Émilien Jacquelin, un champion à réaction

Photo : Nordicfocus

Un souvenir

2020… Dans la forêt d’Anterselva, deux biathlètes se toisent pour le titre mondial. C’est le dernier tour. L’ogre Norvégien est favori. Le français, outsider, va jouer pleinement sa chance, il n’a peur de rien. Johannes Boe et Émilien Jacquelin s’observent… La tension est à son comble… Un peu d’intox… Qui aura les nerfs les plus solides ? 

Ils sont quasiment à l’arrêt. Personne ne veut prendre les devants comme deux cyclistes sur le tour de France. Jacquelin fait mine de resserrer ses chaussures, puis passe. 

Je me souviens de ce moment, comme si c’était hier… Comme si c’était moi sur les skis… J’étais debout devant ma télé, le cœur au bord de l’explosion. 

Ils continuent de s’observer. Jacquelin skie en regardant derrière. “Regarde devant toi” criai-je à ma télé… Comme si je savais quoi faire dans une telle situation.

Première accélération du français dans la bosse. “Allez allez !”… Une descente, personne ne prend l’avantage. 

Le sprint est lancé, le français est bien à l’intérieur dans les virages. Je trépigne et saute dans mon salon. “Il va le faire !”. Il résiste… mètre par mètre il accroît son avance… Il se détache. “Encore, encore !” … Victoire ! Émilien Jacquelin est champion du monde de poursuite. Quelle sensation ! Quel panache ! J’en ai encore la chair de poule.

Ce jour-là, Emilien Jacquelin m’a subjugué. Je suis resté de longues minutes affalé dans mon canapé pour me remettre de ces émotions, le sourire béat, écoutant le débrief sans fin du commentateur à propos de chaque petit geste. Je me souviens d’avoir écouté toutes les interviews d’après course pour rejouer ce qui venait de se passer. 

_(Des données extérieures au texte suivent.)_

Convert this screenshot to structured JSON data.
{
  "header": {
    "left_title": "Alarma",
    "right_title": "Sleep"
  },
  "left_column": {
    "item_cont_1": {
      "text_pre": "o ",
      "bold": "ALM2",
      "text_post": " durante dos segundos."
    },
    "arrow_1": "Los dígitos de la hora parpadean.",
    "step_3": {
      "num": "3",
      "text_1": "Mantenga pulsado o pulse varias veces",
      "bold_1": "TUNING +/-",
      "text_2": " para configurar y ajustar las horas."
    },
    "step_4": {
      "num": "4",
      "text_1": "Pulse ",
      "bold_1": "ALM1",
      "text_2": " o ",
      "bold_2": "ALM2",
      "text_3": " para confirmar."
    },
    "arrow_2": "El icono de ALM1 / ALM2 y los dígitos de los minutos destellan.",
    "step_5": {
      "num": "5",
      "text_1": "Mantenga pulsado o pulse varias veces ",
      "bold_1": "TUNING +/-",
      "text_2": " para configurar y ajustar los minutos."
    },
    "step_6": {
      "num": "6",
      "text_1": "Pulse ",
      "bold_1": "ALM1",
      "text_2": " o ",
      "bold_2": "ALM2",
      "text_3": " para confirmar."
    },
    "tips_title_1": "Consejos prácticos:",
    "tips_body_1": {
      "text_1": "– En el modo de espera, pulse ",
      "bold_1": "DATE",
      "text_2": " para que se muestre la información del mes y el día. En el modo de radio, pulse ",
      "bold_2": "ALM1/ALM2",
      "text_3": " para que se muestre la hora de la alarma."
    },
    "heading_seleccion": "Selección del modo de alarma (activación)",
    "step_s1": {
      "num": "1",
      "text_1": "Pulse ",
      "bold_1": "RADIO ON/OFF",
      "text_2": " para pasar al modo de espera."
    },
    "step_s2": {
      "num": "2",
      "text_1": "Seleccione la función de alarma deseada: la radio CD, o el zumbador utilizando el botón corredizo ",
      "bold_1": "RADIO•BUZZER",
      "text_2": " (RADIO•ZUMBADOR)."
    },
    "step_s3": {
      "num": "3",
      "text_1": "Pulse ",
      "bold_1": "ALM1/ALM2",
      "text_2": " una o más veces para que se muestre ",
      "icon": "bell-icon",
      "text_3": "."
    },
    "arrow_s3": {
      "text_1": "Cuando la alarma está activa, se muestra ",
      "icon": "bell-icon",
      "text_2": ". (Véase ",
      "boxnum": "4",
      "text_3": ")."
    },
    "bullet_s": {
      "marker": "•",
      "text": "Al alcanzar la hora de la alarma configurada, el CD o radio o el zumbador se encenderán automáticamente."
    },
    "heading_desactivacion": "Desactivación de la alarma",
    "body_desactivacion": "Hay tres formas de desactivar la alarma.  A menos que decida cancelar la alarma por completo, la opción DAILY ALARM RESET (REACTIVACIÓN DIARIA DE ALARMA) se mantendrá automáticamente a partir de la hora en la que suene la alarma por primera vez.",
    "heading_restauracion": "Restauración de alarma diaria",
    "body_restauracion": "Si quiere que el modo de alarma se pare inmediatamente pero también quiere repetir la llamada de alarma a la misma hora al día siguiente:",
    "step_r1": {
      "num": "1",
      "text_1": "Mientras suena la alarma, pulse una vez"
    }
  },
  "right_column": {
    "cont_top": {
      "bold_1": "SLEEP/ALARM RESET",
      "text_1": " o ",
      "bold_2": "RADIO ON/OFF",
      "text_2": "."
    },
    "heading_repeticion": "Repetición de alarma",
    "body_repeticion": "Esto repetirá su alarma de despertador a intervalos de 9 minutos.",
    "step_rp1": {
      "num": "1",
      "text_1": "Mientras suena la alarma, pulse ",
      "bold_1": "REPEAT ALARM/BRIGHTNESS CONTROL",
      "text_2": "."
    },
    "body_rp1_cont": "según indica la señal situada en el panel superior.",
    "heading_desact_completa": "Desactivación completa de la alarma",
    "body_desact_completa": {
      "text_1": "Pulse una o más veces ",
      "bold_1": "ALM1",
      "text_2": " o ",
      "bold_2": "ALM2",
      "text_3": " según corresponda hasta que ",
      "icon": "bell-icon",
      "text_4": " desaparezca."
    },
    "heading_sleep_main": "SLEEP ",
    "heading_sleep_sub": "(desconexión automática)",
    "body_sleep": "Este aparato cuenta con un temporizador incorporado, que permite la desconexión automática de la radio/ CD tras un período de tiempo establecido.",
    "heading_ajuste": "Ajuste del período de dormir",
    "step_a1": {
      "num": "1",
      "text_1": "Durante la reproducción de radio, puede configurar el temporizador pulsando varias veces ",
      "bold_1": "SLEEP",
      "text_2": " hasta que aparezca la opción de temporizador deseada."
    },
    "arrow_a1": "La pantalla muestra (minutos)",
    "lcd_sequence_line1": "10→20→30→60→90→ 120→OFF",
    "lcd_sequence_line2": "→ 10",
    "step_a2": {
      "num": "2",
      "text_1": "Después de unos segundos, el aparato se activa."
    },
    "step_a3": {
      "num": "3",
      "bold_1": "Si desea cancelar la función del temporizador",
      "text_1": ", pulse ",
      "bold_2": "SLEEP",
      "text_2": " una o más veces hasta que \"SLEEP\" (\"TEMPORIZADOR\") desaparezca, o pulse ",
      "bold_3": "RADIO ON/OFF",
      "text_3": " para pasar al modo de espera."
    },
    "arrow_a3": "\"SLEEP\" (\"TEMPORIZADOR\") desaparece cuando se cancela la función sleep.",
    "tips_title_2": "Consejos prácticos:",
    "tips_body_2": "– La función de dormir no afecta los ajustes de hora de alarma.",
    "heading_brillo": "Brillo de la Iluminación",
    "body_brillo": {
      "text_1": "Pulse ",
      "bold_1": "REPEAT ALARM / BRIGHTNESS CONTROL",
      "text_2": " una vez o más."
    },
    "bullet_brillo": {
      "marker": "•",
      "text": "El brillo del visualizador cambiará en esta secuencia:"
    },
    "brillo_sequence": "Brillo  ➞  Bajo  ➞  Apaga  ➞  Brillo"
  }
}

J’étais conquis. Il venait de faire une entrée fracassante dans mon panthéon personnel des athlètes que j’admire… Émilien Jacquelin est un formidable biathète. Il peut être surpuissant sur les skis, redoutable dans un sprint. Il sait faire des tirs debout ultra-rapides. Il a des nerfs en béton pour faire craquer ses adversaires. Il sait bluffer pour prendre l’avantage… Dans ses grands jours, il donne l’impression de voler sur la piste et donne l’impression que le biathlon est un jeu. Bref, il a une classe folle. Lui qui adore le vélo, je le vois un peu comme un Peter Sagan, un talent fou mais une trajectoire tumultueuse.

Une saison difficile

Cette année a été plus compliquée pour lui. Il signe trois podiums en début de saison, mais il a des difficultés au tir et sur les skis. Tout au long de l’hiver, je continuais d’y croire. Il nous a gratifié de telles fulgurances, que tout est possible avec lui. 

Mais non, ce n’est pas comme avant. Il n’a pas été lui-même cet hiver. Peut-être à cause de sa fracture au poignet qui le gêne toujours, peut-être pour d’autres raisons… Peu importe. Ses faiblesses le rendent terriblement humain. En cela, je m’identifie profondément en lui. Un champion avec des faiblesses exposées au grand jour, c’est d’autant plus inspirant.

Après une magnifique victoire sur le relais par équipe au championnat du monde, il met finalement un terme à sa saison prématurément. Frustrant… Aucune victoire individuelle, et un classement final de la coupe du monde loin des espérances. 

Voilà, ça arrive. Ça ne remet absolument rien en question quant à son talent.

Le temps du sursaut 

Ces jours-ci, on lit des choses sur lui et sur l’équipe. Des petites phrases malheureuses lancées dans les médias…. Qui a raison, qui a tort ? Peu importe… Moi je suis du côté du sport…

Émilien Jacquelin va revenir, j’en suis sûr. Quand un athlète est capable de telles étincelles, il revient… Il a déjà montré qu’il faisait partie des champions à réaction. 

Certains champions ont des trajectoires sinusoïdales. Les bas sont difficiles, mais ils ne font que renforcer la beauté des sommets. L’hiver prochain Émilien Jacquelin sera là… Prêt à nous faire chavirer à nouveau… prêt à me faire crier devant ma télé avant un sprint fou…

Je n’ai qu’une envie : assister à nouveau à un final tendu, le voir faire mine de resserrer ses chaussures comme un pistard et planter une mine irrésistible pour aller lever les bras.